Par ailleurs, il existe des facteurs susceptibles de contaminer les conclusions découlant de ses données obtenues. Par exemple, le fait que les femmes communiquent généralement plus que les hommes. Aussi, les enfants, avares de mots, signalent moins fréquemment ou de manière moins complète les sensations de douleurs. Une autre variable pouvant interférer dans les résultats est la volonté des hommes de ne pas montrer leur faiblesse, étant donné que nous touchons là à une caractéristique « supposée » intrinsèque au genre masculin.

L’étude de la douleur en fonction du genre

Les chercheur-e-s de Stanford se sont demandé-e-s qui ressentait le plus la douleur, l’homme ou la femme ? Pour pouvoir répondre, iels récoltèrent les informations de plus de 11000 patient-e-s souffrant de problèmes circulatoires, digestifs, respiratoires et musculo-squelettiques.

Selon les résultats obtenus, il semble que les femmes signalent une intensité légèrement plus importante que les hommes. En effet, les chercheur-e-s établirent une échelle de 1 à 11, et les femmes obtinrent un résultat supérieur d’un point à celui des hommes. Néanmoins, les résultats de cette étude sont largement pollués par les différences biologiques existant entre les hommes et les femmes ainsi que par les difficultés qu’elles génèrent au moment de diagnostiquer la douleur.

Alors, qui ressent le plus la douleur ?

Nous voyons que nous ne pouvons toujours pas répondre à cette question. Qui ressent le plus la douleur, eux ou elles ? Ce qui est certain c’est que les différentes études tiennent compte de variables telles que les cycles menstruels, qui génèrent de multiples gênes pour les femmes. c’est pourquoi toutes les études devraient être réalisées dans des conditions identiques entre des hommes et des femmes se trouvant dans un état similaire. Dans le cas contraire, de nombreuses variantes, tels les cycles menstruels, peuvent altérer le résultat.

Toutefois, certains rapports indiquent, par exemple, que les femmes consultent davantage le médecin, souvent du fait de douleurs plus importantes, durables et fréquentes que les hommes. Par ailleurs, il semblerait que les femmes subissent des niveaux de stress plus importants, élément venant perturber les résultats dans la mesure où cela intensifie la sensation de douleur.

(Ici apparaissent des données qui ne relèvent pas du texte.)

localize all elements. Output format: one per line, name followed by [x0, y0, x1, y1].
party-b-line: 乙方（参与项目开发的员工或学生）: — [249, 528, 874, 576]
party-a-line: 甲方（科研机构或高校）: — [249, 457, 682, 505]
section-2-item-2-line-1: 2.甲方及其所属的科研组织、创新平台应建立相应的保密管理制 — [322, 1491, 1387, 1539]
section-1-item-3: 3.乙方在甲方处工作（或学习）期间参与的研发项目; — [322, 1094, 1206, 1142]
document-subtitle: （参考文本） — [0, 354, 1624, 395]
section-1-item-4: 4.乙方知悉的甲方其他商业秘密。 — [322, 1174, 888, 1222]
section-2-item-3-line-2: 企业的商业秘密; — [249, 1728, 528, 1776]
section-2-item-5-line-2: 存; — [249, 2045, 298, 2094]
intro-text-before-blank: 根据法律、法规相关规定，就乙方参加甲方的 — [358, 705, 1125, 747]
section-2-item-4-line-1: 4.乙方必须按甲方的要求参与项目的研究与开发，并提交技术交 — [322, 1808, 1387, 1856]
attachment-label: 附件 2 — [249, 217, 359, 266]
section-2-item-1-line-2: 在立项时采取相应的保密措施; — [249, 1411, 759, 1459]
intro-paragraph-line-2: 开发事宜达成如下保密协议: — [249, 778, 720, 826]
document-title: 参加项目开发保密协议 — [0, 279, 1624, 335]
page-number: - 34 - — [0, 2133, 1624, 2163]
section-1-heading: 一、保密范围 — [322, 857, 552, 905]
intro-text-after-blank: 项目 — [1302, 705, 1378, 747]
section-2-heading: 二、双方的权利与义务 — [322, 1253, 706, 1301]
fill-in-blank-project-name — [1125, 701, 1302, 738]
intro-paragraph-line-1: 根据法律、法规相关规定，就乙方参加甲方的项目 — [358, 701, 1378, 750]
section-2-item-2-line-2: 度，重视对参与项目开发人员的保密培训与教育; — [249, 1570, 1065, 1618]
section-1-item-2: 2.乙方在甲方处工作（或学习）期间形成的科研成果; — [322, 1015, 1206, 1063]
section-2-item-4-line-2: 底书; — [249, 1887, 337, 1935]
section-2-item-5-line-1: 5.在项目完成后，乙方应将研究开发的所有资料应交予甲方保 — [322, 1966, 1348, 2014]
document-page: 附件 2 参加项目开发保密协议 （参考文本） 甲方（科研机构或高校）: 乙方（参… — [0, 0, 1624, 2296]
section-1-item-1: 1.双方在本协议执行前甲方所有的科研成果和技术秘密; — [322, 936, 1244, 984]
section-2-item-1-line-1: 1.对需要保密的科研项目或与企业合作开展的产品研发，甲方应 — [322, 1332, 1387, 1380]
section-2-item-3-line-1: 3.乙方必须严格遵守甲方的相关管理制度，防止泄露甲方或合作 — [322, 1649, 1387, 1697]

Plus de données sur les douleurs grâce à cette étude

Curieusement, il semble que les hommes soient plus précis pour désigner l’endroit exact les faisant souffrir. A l’inverse, les femmes indiquent des zones et non des points spécifiques. Il existe d’autres données singulières, comme l’existence de douleurs chroniques, davantage présent chez les femmes. Par ailleurs, il existe des maladies telle que la fibromyalgie, presque exclusive au genre féminin, provoquant fatigue et douleurs musculaires. Cela accentue la perception de la douleur.

homme ressentant de la douleur épaulé par une femme

De plus, les hommes disposent de la protéine GIRK2, laquelle est censé les aider à mieux supporter la douleur. Cependant, il semble que la femme, après des siècles passés à supporter un niveau de stress supérieur, des douleurs menstruelles, des accouchements, etc…, ait appris à cohabiter avec sa souffrance.


« Vous n’avez pas atteint le point culminant de la douleur quand vous avez encore la force de vous plaindre. »

-Chevalier de Bruix-


Par conséquent, si nous regardons les données de l’étude, il semblerait que les femmes ressentent davantage la douleur que les hommes. Néanmoins, il est impossible de déterminer quel est le genre qui supporte le mieux le dommage résultant d’un même stimulus. Quoiqu’il en soit, il semble que les femmes ont davantage appris à cohabiter avec leur souffrance.